The first 1,000 lines are the hardest. After that, you're just adding features to something that already works.
The lexer
The lexer (tokenizer) is the simplest phase: turn a stream of characters into a stream of tokens. Lateralus's lexer is 400 lines of Lateralus:
enum Token {
// Literals
IntLit(i64),
StringLit(String),
// Keywords
Let, Fn, Match, If, Else, Return,
// Operators
Pipe, // |>
PipeError, // |?>
Arrow, // ->
FatArrow, // =>
// Delimiters
LParen, RParen, LBrace, RBrace, LBracket, RBracket,
// Identifiers
Ident(String),
}
fn tokenize(source: String) -> Vec<Token> {
let chars = source.chars() |> peekable()
let tokens = []
while chars.has_next() {
match chars.peek() {
' ' | '
' | ' ' => chars.next(), // Skip whitespace
'/' if chars.peek_at(1) == '/' => skip_line_comment(chars),
'|' if chars.peek_at(1) == '>' => { chars.advance(2); tokens.push(Pipe) },
'0'..'9' => tokens.push(read_number(chars)),
'"' => tokens.push(read_string(chars)),
c if c.is_alphabetic() => tokens.push(read_ident_or_keyword(chars)),
c => tokens.push(read_symbol(chars)),
}
}
tokens
}
The parser
The parser turns tokens into an AST (Abstract Syntax Tree).

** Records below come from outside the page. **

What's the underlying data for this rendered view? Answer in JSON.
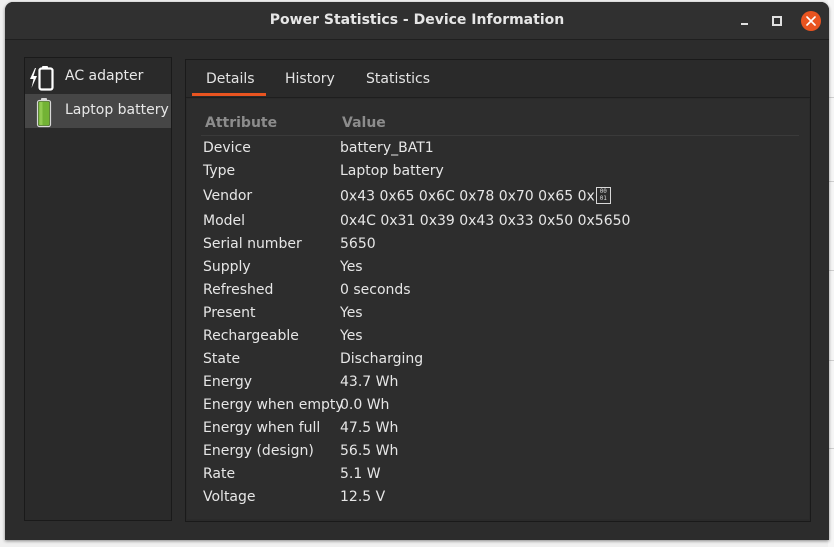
{
  "window": {
    "title": "Power Statistics - Device Information"
  },
  "devices": [
    {
      "label": "AC adapter",
      "icon": "ac-adapter-icon",
      "selected": false
    },
    {
      "label": "Laptop battery",
      "icon": "battery-icon",
      "selected": true
    }
  ],
  "tabs": [
    {
      "label": "Details",
      "active": true
    },
    {
      "label": "History",
      "active": false
    },
    {
      "label": "Statistics",
      "active": false
    }
  ],
  "table": {
    "headers": {
      "attribute": "Attribute",
      "value": "Value"
    },
    "rows": [
      {
        "attribute": "Device",
        "value": "battery_BAT1"
      },
      {
        "attribute": "Type",
        "value": "Laptop battery"
      },
      {
        "attribute": "Vendor",
        "value": "0x43 0x65 0x6C 0x78 0x70 0x65 0x"
      },
      {
        "attribute": "Model",
        "value": "0x4C 0x31 0x39 0x43 0x33 0x50 0x5650"
      },
      {
        "attribute": "Serial number",
        "value": "5650"
      },
      {
        "attribute": "Supply",
        "value": "Yes"
      },
      {
        "attribute": "Refreshed",
        "value": "0 seconds"
      },
      {
        "attribute": "Present",
        "value": "Yes"
      },
      {
        "attribute": "Rechargeable",
        "value": "Yes"
      },
      {
        "attribute": "State",
        "value": "Discharging"
      },
      {
        "attribute": "Energy",
        "value": "43.7 Wh"
      },
      {
        "attribute": "Energy when empty",
        "value": "0.0 Wh"
      },
      {
        "attribute": "Energy when full",
        "value": "47.5 Wh"
      },
      {
        "attribute": "Energy (design)",
        "value": "56.5 Wh"
      },
      {
        "attribute": "Rate",
        "value": "5.1 W"
      },
      {
        "attribute": "Voltage",
        "value": "12.5 V"
      }
    ],
    "vendor_unprintable_glyph": {
      "top": "00",
      "bottom": "01"
    }
  },
  "colors": {
    "accent": "#e95420",
    "battery_fill": "#73b335",
    "text": "#e6e6e6",
    "header_text": "#8c8c8c"
  }
}
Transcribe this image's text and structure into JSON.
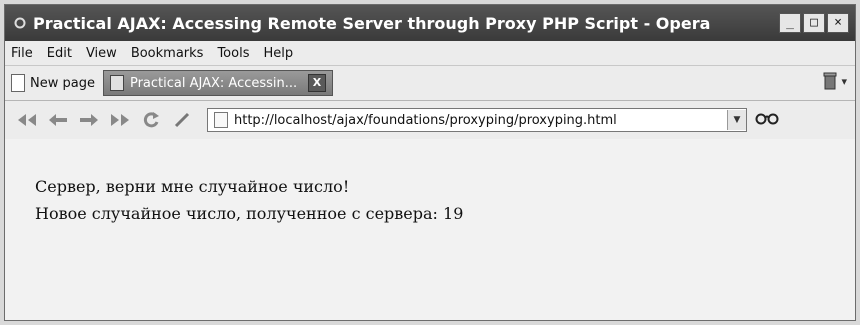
{
  "window": {
    "title": "Practical AJAX: Accessing Remote Server through Proxy PHP Script - Opera",
    "controls": {
      "minimize": "_",
      "maximize": "□",
      "close": "×"
    }
  },
  "menu": [
    "File",
    "Edit",
    "View",
    "Bookmarks",
    "Tools",
    "Help"
  ],
  "tabs": {
    "new_page": "New page",
    "active_tab": "Practical AJAX: Accessin...",
    "close": "X"
  },
  "toolbar": {
    "address": "http://localhost/ajax/foundations/proxyping/proxyping.html",
    "icons": [
      "rewind-icon",
      "back-icon",
      "forward-icon",
      "fast-forward-icon",
      "reload-icon",
      "edit-icon",
      "page-icon",
      "dropdown-icon",
      "glasses-icon",
      "trash-icon"
    ]
  },
  "page": {
    "line1": "Сервер, верни мне случайное число!",
    "line2": "Новое случайное число, полученное с сервера: 19"
  },
  "colors": {
    "titlebar": "#3a3a3a",
    "tab": "#8a8a8a",
    "content_bg": "#f2f2f2"
  }
}
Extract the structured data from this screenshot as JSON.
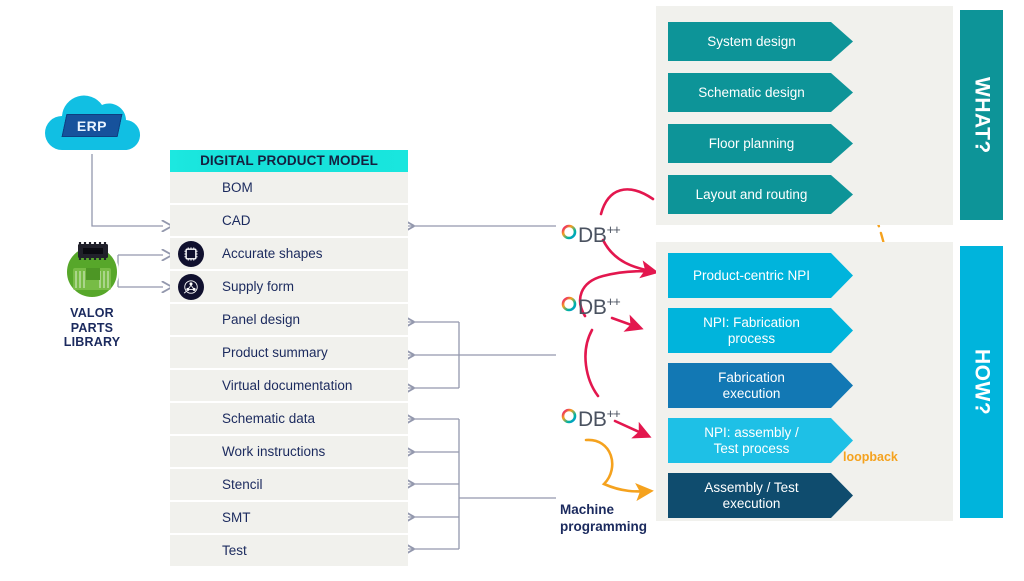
{
  "colors": {
    "teal_dark": "#0d9498",
    "cyan_bright": "#00b4dc",
    "cyan_light": "#1ec0e6",
    "blue_mid": "#1278b4",
    "blue_deep": "#0f4c6e",
    "panel_bg": "#f1f1ed",
    "row_bg": "#f1f1ed",
    "header_gradient_from": "#1ce8e0",
    "header_gradient_to": "#19e6de",
    "crimson": "#e3174e",
    "orange": "#f5a21e",
    "gray_connector": "#9398ad",
    "navy_text": "#1b2a5e",
    "erp_cloud": "#11bfe3",
    "erp_badge": "#16529c",
    "valor_green": "#57a72a",
    "icon_circle": "#10102e"
  },
  "erp": {
    "label": "ERP",
    "icon": "cloud-icon"
  },
  "valor": {
    "icon": "valor-parts-library-icon",
    "label_lines": [
      "VALOR",
      "PARTS",
      "LIBRARY"
    ],
    "label_full": "VALOR PARTS LIBRARY"
  },
  "digital_product_model": {
    "title": "DIGITAL PRODUCT MODEL",
    "rows": [
      {
        "label": "BOM",
        "icon": null,
        "has_arrow": false
      },
      {
        "label": "CAD",
        "icon": null,
        "has_arrow": true
      },
      {
        "label": "Accurate shapes",
        "icon": "chip-icon",
        "has_arrow": false
      },
      {
        "label": "Supply form",
        "icon": "supply-network-icon",
        "has_arrow": false
      },
      {
        "label": "Panel design",
        "icon": null,
        "has_arrow": true
      },
      {
        "label": "Product summary",
        "icon": null,
        "has_arrow": true
      },
      {
        "label": "Virtual documentation",
        "icon": null,
        "has_arrow": true
      },
      {
        "label": "Schematic data",
        "icon": null,
        "has_arrow": true
      },
      {
        "label": "Work instructions",
        "icon": null,
        "has_arrow": true
      },
      {
        "label": "Stencil",
        "icon": null,
        "has_arrow": true
      },
      {
        "label": "SMT",
        "icon": null,
        "has_arrow": true
      },
      {
        "label": "Test",
        "icon": null,
        "has_arrow": true
      }
    ]
  },
  "odb_badges": [
    {
      "id": "odb-1",
      "text": "DB",
      "superscript": "++",
      "ring": "odb-ring-icon"
    },
    {
      "id": "odb-2",
      "text": "DB",
      "superscript": "++",
      "ring": "odb-ring-icon"
    },
    {
      "id": "odb-3",
      "text": "DB",
      "superscript": "++",
      "ring": "odb-ring-icon"
    }
  ],
  "what_panel": {
    "sidebar_label": "WHAT?",
    "sidebar_color": "#0d9498",
    "steps": [
      {
        "label": "System design",
        "color": "#0d9498"
      },
      {
        "label": "Schematic design",
        "color": "#0d9498"
      },
      {
        "label": "Floor planning",
        "color": "#0d9498"
      },
      {
        "label": "Layout and routing",
        "color": "#0d9498"
      }
    ]
  },
  "how_panel": {
    "sidebar_label": "HOW?",
    "sidebar_color": "#00b4dc",
    "steps": [
      {
        "label": "Product-centric NPI",
        "color": "#00b4dc"
      },
      {
        "label": "NPI: Fabrication\nprocess",
        "color": "#00b4dc"
      },
      {
        "label": "Fabrication\nexecution",
        "color": "#1278b4"
      },
      {
        "label": "NPI: assembly /\nTest  process",
        "color": "#1ec0e6"
      },
      {
        "label": "Assembly / Test\nexecution",
        "color": "#0f4c6e"
      }
    ]
  },
  "annotations": {
    "loopback": "loopback",
    "machine_programming": "Machine\nprogramming"
  }
}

We use a recursive descent parser — each grammar rule is a function:
fn parse_pipeline(tokens: &mut TokenStream) -> Expr {
let mut expr = parse_primary(tokens)
while tokens.peek() == Pipe {
tokens.consume(Pipe)
let func = parse_call(tokens)
expr = PipeExpr { input: expr, function: func }
}
expr
}
fn parse_match(tokens: &mut TokenStream) -> Expr {
tokens.consume(Match)
let scrutinee = parse_expr(tokens)
tokens.consume(LBrace)
let arms = []
while tokens.peek() != RBrace {
let pattern = parse_pattern(tokens)
tokens.consume(FatArrow)
let body = parse_expr(tokens)
arms.push(MatchArm { pattern, body })
tokens.consume_optional(Comma)
}
tokens.consume(RBrace)
MatchExpr { scrutinee, arms }
}
Recursive descent is the parser technique most professional compilers use (GCC, Clang, Rust, Go). It's predictable, debuggable, and produces excellent error messages because each function knows the grammatical context.
Type checking
The type checker walks the AST and annotates every node with its type. Lateralus uses Hindley-Milner type inference, which means you rarely write type annotations:
// The compiler infers all types here:
let data = [1, 2, 3] // Vec<Int>
let doubled = data |> map(|x| x * 2) // Vec<Int>
let text = doubled |> map(to_string) // Vec<String>
let result = text |> join(", ") // String
// Type inference across function boundaries:
fn process(items) { // items: Vec<T> (inferred from usage)
items |> filter(|i| i > 0) // Constrains T to numeric types
|> sum() // Returns T
}
Self-hosting milestone
The original compiler was written in Python (3,000 lines). The first self-hosted compiler was a direct port to Lateralus (2,400 lines — Lateralus is more concise). The bootstrap process:
- Stage 0 — Python compiler compiles Lateralus compiler source to C99
- Stage 1 — GCC compiles the C99 to a native binary (the stage-1 compiler)
- Stage 2 — Stage-1 compiler compiles its own source code to C99, then to native binary
- Stage 3 — Stage-2 compiler compiles its own source. The output must be bit-identical to Stage 2.
Stage 2 = Stage 3 confirms the compiler correctly compiles itself. This is the gold standard for compiler correctness, used by GCC, Clang, and Rust.